Even at 19 and 20 years old, boys love. their. mamas. And being mother to my own 2.5 year old little minion who, for now, still lets me snuggle and kiss on him to my heart’s content, I delight in it every time I see it.
4.) Some Have Been Through Hell
I feel so blessed to have read some of their papers. There is no better way to learn what they’re holding onto deep down, than to ask them to write an open topic narrative.
While I got plenty of papers about how difficult it was learning to water ski, some of them completely bared their souls. Young women who have been raped and abused. A young man who watched his father die at a young age. One who walked away from a car accident when his best friend in the passenger’s seat wasn’t so lucky. One from a four-wheeler accident that claimed a limb of a bright-eyed younger cousin. A student who was bullied to the point where you can almost understand how victims eventually become shooters.

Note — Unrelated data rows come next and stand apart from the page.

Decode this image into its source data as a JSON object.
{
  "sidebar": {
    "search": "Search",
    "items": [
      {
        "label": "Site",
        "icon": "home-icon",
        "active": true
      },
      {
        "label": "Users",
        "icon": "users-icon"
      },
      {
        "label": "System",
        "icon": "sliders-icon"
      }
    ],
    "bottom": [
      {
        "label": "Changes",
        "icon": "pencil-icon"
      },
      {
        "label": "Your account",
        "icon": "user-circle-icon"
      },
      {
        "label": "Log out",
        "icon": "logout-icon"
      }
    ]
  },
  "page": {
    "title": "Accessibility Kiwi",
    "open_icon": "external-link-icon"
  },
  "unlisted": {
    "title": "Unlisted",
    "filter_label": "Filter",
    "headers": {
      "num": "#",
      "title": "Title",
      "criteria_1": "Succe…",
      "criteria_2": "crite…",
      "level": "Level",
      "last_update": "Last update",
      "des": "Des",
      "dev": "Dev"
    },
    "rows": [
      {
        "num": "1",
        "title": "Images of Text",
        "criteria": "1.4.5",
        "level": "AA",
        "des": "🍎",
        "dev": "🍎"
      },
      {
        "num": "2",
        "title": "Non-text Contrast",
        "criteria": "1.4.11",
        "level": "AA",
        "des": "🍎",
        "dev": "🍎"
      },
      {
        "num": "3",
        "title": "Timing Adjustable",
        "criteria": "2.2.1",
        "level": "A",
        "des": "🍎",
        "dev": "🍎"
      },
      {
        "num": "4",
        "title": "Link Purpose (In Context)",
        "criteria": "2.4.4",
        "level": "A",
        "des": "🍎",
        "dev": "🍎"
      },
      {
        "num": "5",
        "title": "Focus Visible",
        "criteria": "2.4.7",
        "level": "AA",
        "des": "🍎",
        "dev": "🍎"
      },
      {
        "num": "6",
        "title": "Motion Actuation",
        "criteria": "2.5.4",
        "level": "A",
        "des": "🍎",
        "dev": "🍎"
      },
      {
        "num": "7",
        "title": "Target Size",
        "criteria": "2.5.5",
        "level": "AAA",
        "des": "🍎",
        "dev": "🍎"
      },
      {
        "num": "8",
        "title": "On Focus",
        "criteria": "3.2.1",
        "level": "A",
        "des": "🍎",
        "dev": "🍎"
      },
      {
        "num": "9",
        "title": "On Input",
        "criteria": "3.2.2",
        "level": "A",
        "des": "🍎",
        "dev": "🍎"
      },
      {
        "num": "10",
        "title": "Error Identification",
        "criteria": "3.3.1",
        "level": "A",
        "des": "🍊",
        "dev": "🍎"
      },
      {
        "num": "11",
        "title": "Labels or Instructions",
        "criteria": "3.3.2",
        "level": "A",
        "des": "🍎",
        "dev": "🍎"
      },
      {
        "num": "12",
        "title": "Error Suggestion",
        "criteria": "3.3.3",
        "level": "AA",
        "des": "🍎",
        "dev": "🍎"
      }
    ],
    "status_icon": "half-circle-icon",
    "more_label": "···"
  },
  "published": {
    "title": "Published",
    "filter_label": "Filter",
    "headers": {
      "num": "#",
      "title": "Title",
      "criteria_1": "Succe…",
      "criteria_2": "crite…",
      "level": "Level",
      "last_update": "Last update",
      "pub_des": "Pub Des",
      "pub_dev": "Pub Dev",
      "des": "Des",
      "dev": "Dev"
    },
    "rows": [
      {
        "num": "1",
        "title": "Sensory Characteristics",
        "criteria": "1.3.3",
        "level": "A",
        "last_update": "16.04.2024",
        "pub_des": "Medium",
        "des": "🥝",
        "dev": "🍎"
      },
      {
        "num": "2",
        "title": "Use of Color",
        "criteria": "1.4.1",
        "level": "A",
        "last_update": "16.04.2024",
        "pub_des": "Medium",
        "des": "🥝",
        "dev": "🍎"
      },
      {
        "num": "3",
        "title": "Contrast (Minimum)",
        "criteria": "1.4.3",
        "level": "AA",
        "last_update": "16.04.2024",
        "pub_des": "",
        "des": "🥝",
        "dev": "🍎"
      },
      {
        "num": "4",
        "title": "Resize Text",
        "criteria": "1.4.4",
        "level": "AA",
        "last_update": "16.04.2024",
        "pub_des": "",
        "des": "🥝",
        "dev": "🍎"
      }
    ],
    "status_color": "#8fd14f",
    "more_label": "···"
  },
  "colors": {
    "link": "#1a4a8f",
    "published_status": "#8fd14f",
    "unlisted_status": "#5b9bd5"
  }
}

We never know who is around us or what they have been through, which is all the more reason to always default to kindness.
5.) The Most Oppressed are Often the Most Loving
I had students with social and learning disorders, victims of racial and cultural stereotyping, and students who wore the same shirt and pants to my class twice a week, so I know it is close to all they have. Inevitably, these are the students who were the most polite, who were constantly reaching out for friendship, and who would come back to visit me in subsequent semesters any time they were near my building.
They ended up being my favorites and I truly don’t think it was just empathy or any acknowledgement on my end of how they’ve been set apart. I believe there is something about having love and acceptance withheld from you that makes you want it that much more for others. Of course not everyone who is oppressed responds this way, but in my isolated bubble of experience it was the majority. It makes me wonder what I’m hanging onto as an injustice in my own life that could actually be channeled into positivity.
So, that’s it! My last two cents on college students, for what it’s worth. Take it and buy your kids a back to school fidget spinner. I hope you and yours have a happy Fall, and a great school year!